Darboux coordinates, Yang-Yang functional, and gauge theory

TL;DR

This paper links the geometry of moduli spaces of flat connections and opers with supersymmetric gauge theories, providing a geometric interpretation of Yang-Yang functionals and connecting them to instanton counting.

Contribution

It introduces a geometric framework for Yang-Yang functionals in quantum Hitchin systems using Darboux coordinates and moduli space geometry, relating gauge theory and integrable systems.

Findings

Identifies the generating function of SL(2)-opers with the superpotential of 4D N=2 theories.

Defines Yang-Yang functionals via classical geometry of moduli spaces.
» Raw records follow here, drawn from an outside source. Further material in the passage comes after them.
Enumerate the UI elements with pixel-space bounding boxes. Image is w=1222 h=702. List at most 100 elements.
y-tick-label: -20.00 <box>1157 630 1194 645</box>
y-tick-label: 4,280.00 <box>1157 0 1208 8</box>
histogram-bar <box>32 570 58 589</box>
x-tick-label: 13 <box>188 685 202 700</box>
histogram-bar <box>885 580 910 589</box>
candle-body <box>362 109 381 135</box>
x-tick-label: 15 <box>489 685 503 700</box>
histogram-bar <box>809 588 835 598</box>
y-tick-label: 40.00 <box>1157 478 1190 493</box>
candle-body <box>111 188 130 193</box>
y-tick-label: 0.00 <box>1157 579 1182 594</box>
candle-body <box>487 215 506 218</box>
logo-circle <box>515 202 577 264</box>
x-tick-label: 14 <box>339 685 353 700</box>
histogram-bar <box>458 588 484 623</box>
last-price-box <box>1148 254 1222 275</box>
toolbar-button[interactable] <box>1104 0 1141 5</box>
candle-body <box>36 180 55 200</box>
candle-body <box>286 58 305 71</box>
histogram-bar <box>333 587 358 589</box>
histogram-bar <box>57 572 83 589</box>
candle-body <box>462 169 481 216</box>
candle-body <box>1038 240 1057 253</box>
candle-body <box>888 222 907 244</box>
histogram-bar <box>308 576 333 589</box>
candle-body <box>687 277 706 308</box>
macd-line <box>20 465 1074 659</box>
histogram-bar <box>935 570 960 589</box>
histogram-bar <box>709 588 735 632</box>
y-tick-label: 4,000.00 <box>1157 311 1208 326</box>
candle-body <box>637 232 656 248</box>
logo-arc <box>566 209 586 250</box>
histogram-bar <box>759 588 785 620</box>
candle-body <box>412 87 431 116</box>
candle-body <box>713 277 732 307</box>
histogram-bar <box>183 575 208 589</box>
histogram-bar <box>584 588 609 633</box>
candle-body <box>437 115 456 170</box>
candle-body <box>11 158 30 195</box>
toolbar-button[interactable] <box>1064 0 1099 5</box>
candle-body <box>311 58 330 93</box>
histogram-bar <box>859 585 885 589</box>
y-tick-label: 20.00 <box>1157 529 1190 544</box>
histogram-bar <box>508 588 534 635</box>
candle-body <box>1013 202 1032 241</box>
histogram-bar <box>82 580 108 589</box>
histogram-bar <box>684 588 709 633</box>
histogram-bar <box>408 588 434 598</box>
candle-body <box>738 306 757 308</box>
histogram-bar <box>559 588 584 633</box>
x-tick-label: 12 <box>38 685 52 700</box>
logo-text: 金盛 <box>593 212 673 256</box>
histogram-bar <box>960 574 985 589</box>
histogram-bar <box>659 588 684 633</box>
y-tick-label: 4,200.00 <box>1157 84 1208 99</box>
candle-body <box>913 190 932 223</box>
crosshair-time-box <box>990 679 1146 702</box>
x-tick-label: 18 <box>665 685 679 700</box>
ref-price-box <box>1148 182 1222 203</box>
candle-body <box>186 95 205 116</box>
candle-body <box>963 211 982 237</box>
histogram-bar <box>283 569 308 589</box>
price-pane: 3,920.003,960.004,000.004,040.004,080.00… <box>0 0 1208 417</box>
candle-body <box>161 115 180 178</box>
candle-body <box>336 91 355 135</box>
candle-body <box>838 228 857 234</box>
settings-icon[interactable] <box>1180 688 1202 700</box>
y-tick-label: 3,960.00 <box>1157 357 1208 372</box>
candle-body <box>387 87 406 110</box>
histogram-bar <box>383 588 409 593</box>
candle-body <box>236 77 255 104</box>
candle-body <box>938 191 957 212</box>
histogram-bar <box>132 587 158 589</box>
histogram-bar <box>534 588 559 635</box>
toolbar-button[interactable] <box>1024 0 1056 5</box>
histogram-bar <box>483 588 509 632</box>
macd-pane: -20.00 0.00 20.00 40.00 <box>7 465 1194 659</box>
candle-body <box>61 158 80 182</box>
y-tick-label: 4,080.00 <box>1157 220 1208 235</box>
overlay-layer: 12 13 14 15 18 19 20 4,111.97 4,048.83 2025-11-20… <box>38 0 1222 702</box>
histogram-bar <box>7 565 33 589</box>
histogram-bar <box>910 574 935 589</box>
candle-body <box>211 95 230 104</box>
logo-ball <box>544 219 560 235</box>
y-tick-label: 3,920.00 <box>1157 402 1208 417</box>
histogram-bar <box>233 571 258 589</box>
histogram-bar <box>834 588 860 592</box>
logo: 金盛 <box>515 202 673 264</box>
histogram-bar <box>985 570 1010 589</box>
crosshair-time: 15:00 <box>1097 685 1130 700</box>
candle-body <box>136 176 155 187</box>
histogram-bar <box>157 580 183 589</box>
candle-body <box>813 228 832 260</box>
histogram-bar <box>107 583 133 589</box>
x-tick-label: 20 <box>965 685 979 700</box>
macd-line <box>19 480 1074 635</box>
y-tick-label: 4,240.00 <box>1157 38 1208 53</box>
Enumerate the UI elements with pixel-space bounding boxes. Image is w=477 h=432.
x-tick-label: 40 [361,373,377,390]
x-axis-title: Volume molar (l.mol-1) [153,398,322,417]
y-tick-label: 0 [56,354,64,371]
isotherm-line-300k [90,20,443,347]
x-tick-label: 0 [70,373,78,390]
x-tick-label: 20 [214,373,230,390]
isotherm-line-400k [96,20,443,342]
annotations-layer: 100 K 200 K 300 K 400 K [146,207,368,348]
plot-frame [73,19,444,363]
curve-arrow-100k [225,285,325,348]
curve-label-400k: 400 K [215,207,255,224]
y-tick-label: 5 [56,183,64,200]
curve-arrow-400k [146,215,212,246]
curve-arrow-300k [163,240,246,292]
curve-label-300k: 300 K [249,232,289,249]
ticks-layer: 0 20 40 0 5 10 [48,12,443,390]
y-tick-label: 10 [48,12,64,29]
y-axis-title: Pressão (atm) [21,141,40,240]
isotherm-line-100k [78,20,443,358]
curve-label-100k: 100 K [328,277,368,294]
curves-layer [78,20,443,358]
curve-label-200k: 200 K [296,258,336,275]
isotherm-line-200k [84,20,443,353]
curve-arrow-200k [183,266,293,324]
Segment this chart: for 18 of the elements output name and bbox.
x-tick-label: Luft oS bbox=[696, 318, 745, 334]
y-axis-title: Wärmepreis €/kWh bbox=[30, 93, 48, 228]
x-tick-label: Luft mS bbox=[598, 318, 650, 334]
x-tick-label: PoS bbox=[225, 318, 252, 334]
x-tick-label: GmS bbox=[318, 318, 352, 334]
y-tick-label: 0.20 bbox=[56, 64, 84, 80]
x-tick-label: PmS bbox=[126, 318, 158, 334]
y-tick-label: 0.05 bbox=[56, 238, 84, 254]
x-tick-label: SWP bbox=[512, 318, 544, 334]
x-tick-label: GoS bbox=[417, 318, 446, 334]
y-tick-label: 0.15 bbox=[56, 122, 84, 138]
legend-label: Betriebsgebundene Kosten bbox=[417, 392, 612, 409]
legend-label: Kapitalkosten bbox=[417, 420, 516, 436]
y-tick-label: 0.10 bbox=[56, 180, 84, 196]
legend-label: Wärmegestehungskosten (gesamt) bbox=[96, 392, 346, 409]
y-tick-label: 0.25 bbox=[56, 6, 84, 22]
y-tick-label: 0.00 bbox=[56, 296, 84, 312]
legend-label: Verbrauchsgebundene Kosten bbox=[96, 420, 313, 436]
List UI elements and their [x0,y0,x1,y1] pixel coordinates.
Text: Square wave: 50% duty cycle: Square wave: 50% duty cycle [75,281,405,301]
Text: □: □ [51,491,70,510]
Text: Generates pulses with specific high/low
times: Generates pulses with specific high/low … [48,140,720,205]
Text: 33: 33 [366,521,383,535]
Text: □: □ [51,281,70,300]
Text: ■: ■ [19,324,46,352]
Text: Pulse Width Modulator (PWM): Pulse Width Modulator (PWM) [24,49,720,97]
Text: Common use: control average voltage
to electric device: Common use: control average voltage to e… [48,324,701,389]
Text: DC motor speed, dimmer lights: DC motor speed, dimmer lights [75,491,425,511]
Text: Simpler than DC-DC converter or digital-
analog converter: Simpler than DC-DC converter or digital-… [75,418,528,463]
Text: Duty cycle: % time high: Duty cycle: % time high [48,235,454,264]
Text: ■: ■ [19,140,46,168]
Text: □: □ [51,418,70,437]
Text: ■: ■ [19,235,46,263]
Connects gauge theory instanton counting with the geometry of local systems.

Abstract

The moduli space of SL(2) flat connections on a punctured Riemann surface with the fixed conjugacy classes of the monodromies around the punctures is endowed with a system of holomorphic Darboux coordinates, in which the generating function of the variety of SL(2)-opers is identified with the universal part of the effective twisted superpotential of the corresponding four dimensional N=2 supersymmetric theory subject to the two-dimensional Omega-deformation. This allows to give a definition of the Yang-Yang functionals for the quantum Hitchin system in terms of the classical geometry of the moduli space of local systems for the dual gauge group, and connect it to the instanton counting of the four dimensional gauge theories, in the rank one case.